Day Four - January 9th - Chinatown - "Blinders"

         We all have blinders. Blinders are what racehorses wear so they can't see the horses next to them, only the horses ahead of them. That way they think they are missing something. A horse that could see next to itself could see that they are firmly in the middle of the pack, comforted, part of community, and they might slow down. Bad idea for a race horse. So they are trained to focus only on what's ahead, on the horses in front of them, on the race, on the finish line.

      I walked and walked, pushed past huge crowds of people, buying and selling vegetables and fruits I had never seen, I saw dried squid and octopus for sale.  Then I saw a wall. Everything changed. The crowd thinned, the street poles all had a red, white and green stripe, all the shop names had extra vowels.  I had wandered into little Italy. I had crossed over two blocks before and hadn't noticed. But everything had changed.  What else had I missed?

      I crossed the street and headed back into Chinatown.  This time I looked in directions I hadn't looked before.  I tried very hard to take off my blinders.  Mostly this meant I looked up.  Above the crowds.  To the many windows too close together, to the laundry airing in almost every one. How had I missed that?

      A bunkbed was shoved up against one window. Another served as storage of some sort. Many had drawn curtains. It could have been a palatial apartment or a tiny room. My blinders were only partway off.
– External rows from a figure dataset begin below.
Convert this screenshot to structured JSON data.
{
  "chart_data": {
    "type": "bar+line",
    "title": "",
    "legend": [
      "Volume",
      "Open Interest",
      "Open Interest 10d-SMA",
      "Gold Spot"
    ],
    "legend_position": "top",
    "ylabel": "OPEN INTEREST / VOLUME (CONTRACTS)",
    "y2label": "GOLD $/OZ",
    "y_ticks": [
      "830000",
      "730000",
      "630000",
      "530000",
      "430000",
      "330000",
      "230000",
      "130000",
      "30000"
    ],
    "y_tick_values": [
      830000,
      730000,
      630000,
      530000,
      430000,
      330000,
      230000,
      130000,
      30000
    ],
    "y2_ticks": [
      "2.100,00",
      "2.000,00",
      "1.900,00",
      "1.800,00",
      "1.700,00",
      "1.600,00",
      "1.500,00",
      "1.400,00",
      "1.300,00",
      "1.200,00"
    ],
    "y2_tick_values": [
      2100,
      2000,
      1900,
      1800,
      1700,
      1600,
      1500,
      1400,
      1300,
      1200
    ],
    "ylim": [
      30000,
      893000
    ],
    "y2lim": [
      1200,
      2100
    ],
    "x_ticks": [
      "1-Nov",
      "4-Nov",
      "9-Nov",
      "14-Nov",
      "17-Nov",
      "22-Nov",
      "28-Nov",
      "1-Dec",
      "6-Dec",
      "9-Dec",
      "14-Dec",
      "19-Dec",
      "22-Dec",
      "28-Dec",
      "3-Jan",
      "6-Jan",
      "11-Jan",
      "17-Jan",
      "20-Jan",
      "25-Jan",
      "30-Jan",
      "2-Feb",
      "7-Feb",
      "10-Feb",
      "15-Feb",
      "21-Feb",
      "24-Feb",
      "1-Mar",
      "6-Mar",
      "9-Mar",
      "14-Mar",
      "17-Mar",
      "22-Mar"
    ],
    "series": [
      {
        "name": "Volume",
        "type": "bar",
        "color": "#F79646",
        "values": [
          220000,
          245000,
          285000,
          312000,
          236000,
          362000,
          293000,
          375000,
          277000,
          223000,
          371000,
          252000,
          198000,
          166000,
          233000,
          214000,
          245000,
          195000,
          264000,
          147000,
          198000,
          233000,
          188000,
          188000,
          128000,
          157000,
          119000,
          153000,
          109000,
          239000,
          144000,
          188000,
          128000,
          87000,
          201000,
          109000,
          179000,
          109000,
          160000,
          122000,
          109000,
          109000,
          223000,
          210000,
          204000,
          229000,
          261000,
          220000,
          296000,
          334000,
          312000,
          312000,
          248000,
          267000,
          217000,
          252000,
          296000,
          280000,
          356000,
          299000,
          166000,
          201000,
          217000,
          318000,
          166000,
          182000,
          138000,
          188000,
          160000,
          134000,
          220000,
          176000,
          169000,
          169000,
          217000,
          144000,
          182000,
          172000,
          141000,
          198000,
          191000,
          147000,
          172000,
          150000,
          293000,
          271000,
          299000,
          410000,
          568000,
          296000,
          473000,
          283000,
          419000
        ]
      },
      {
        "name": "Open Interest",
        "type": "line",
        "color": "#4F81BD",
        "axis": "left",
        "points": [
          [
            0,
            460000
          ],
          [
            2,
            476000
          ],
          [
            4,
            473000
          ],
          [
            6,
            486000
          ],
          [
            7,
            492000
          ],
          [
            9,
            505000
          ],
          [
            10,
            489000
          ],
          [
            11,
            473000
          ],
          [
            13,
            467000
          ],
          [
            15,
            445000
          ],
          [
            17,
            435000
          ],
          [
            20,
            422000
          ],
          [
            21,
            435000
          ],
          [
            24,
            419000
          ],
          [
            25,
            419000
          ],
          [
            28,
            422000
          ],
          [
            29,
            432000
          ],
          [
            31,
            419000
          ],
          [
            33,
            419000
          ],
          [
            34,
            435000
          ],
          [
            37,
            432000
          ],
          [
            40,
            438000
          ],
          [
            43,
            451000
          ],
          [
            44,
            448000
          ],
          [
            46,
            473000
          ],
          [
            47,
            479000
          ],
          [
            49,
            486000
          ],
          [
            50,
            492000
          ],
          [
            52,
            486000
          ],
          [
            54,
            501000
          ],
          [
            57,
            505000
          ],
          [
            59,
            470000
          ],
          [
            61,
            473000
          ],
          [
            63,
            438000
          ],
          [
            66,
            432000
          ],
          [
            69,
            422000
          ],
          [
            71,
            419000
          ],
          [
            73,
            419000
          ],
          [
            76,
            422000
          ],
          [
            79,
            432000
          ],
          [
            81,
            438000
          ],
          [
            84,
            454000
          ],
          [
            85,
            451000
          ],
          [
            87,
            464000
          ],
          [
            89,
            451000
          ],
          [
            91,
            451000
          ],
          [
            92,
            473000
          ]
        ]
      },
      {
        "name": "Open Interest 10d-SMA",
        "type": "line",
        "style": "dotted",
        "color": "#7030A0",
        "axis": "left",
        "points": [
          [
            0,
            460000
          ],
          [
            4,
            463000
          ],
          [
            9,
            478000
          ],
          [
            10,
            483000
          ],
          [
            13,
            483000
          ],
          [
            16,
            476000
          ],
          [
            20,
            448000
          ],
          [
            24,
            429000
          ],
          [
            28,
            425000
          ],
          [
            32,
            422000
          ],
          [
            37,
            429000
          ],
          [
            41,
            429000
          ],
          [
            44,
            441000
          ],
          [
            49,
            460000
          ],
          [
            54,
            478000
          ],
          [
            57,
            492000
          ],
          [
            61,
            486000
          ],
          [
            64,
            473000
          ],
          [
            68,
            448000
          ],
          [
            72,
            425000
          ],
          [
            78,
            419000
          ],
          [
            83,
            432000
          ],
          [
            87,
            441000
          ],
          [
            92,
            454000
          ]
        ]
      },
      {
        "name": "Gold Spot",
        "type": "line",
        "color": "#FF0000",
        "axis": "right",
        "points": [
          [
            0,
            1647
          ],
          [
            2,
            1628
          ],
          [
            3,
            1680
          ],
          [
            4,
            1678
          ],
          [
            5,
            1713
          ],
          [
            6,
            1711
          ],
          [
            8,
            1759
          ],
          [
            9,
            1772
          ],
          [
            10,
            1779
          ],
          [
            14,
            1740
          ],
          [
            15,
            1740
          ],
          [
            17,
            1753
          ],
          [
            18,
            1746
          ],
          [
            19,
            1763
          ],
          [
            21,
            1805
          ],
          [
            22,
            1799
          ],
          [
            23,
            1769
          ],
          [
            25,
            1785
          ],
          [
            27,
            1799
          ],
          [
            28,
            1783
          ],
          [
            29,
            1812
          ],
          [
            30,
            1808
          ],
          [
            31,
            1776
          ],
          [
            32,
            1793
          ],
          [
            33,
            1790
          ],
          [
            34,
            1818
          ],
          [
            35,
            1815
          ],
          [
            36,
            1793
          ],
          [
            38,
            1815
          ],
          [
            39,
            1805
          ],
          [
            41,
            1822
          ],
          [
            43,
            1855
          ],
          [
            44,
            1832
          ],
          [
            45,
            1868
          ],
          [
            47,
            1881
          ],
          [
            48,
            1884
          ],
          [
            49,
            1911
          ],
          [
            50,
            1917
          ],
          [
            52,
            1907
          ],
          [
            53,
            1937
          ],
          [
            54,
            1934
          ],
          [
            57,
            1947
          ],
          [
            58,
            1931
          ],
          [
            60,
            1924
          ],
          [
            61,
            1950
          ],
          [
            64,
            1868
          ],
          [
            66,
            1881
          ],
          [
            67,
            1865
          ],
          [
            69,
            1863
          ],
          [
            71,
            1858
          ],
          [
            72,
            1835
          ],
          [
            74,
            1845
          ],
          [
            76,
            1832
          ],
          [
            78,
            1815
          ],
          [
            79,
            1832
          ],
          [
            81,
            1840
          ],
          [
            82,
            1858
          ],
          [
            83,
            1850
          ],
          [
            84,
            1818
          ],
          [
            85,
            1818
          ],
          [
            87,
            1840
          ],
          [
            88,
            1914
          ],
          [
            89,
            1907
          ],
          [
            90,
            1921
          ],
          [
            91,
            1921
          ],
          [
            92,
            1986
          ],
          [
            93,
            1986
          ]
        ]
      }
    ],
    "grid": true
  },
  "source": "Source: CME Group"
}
      As I walked back, a woman stopped me.

      "Do you speak English?"  "Yes." I replied, smiling inwardly, though the thought occurred to me that saying the few words I knew in Korean as an answer and then walking off would be pretty funny.  She would have had no idea. She was looking for lunch. A few feet away were her family, picking through trinkets on a table.

      Strangely I identified more at that moment with the masses of Chinese crowding the sidewalks than these tourists.  And at 6'7" and very white, that's no easy task.

      I found a comfortable stoop outside a church and I sat. The Chinese United Methodist Church was my window on the world around me and I eased my blinders off a little more.

- A man stacked and packed cardboard into boxes.
- A stream of older women came into the church where I sat.
- The obvious tourists, mostly white, walk much more slowly than the others.
- The Chinese women almost always walked in pairs. Old women holding hands with and physically supporting older women down the street.

      I'd be willing to bet that there are many people who have never or rarely left Chinatown.   It is as much a slum, a ghetto, as it was when walls or fences separated this area from the rest of the city.  The walls still exist but are now much less obvious.

I met a friend.

      We walked together.  We tried to take our blinders off as we walked. We weren't very good at it.  At one point my friend asked if we wanted to sit on the sidewalk and lean against a building.  It was sunny and warm.

      We watched people pass by us for a long time.  Very few looked at us. Almost none made eye contact.  Did they forget to take their blinders off?

      I wonder how long it would have been that someone would have noticed me if I were hurt, but not asking for help? Maybe dying but properly staying quiet about it.  I wonder if I would have been noticed earlier or later if I was in dirty clothes.  Would they have come sooner to clean up the sidewalk I dirtied with my presence or would it have taken even longer because so many would have their blinders on?

      Just like my walls I like my blinders.   We all do.  I don't like looking at the poverty and sadness, the disease and dirt.  I don't.

      I wish I could say taking off my blinders was easy.  But it's not.  Because as one hand of mine moves to take them off of my eyes to see the world as it really is, my other hand pushes them right back on.

     It's subconscious but it is also conscious.

     Does everybody wear blinders, even the most oppressed, most downtrodden, most poor?
   
     I don't know.

     All I know for sure is that I do. I am ashamed of it but I have no intention of taking them off fully or permanently.

     I'm not that brave.

1 comment:

  1. Dan, speaking from my own experiences it is so often the case that we overlook as much as we are overlooked. Is that part of the human condition or our own insecurities.